Saturday, February 27, 2010

Blood Simple



The world is full o' complainers. An' the fact is, nothin' comes with a guarantee. Now I don't care if you're the pope of Rome, President of the United States or Man of the Year; somethin' can all go wrong. Now go on ahead, y'know, complain, tell your problems to your neighbor, ask for help, 'n watch him fly. Now, in Russia, they got it mapped out so that everyone pulls for everyone else... that's the theory, anyway. But what I know about is Texas, an' down here... you're on your own.

When I watch Blood Simple (1984), I always think of a later Coen Brothers thriller, No Country For Old Men (2007), and not just because the two are set in Texas.

I catch myself wanting to put the two films on a timeline to show how the Coen Brothers' world view has changed over the years, and there are plenty of comparisons and contrasts to be made in support of that, but I see the two films differently.

If Blood Simple is how the Coens saw a country of men and women in moral decline in 1984, then is No Country For Old Men a reflection of where we are some two decades later? Maybe.

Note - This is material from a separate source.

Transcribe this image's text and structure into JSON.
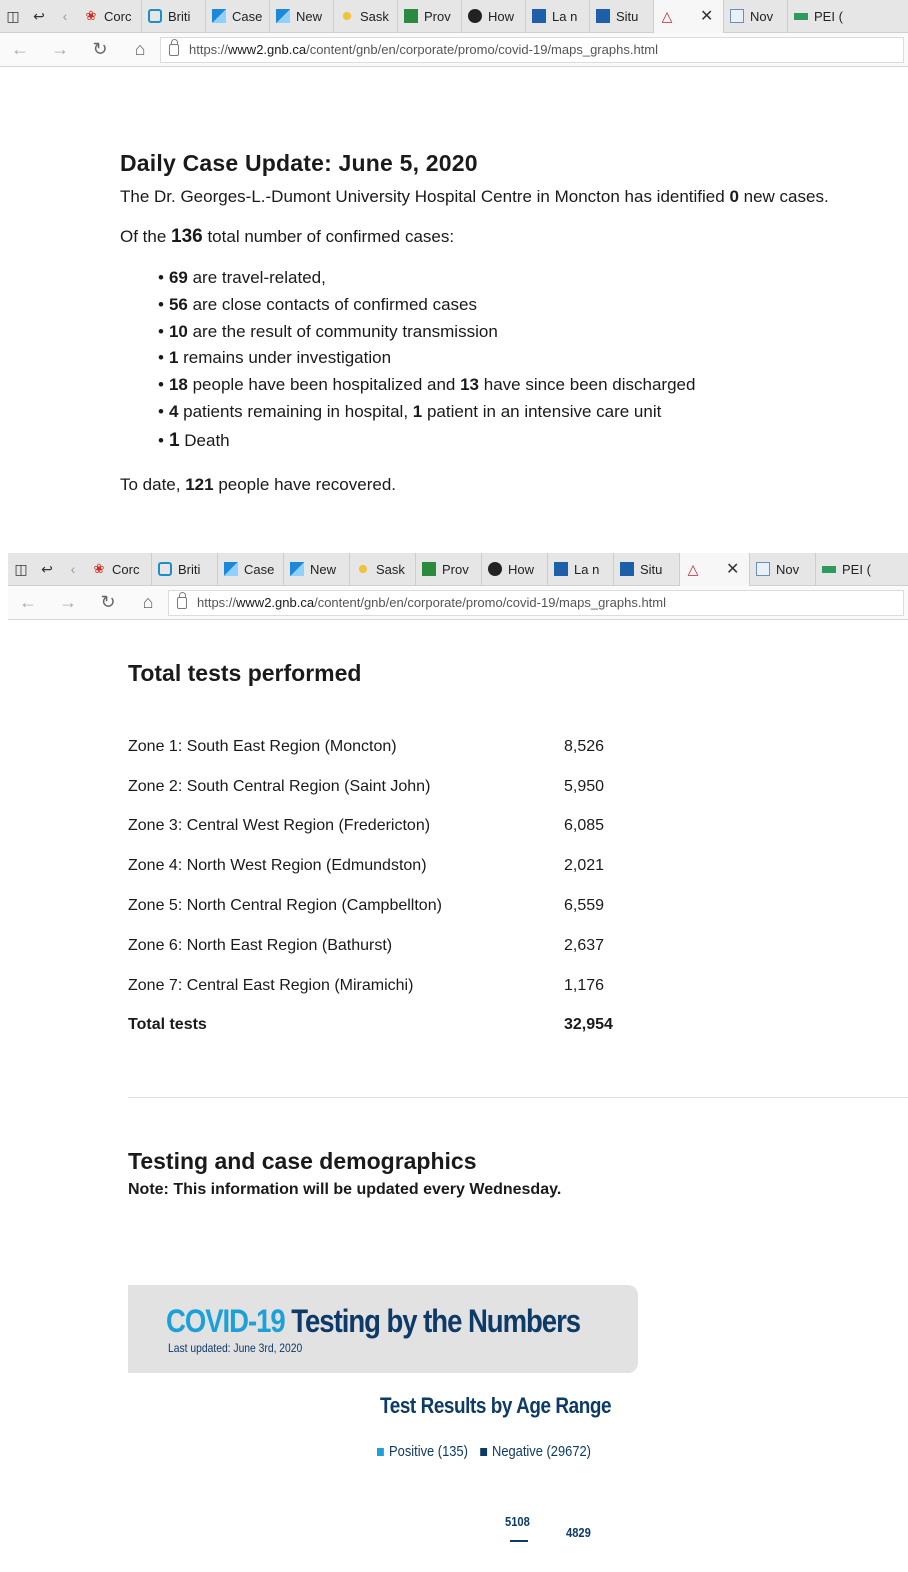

But No Country For Old Men is set in 1980. The more violent, more suspenseful, more frightening of the two films...is actually set earlier. Men and women were capable of worse than what the Coens depict in Blood Simple, which sort of feels like "No Country Lite."

I'm not saying Blood Simple is a bad film by any measure — but No Country is a more vivid depiction of our moral decay.

The Coens remind us again and again: This is the world, and this is what people are capable of doing, and though we try to convince ourselves otherwise, we are on our own.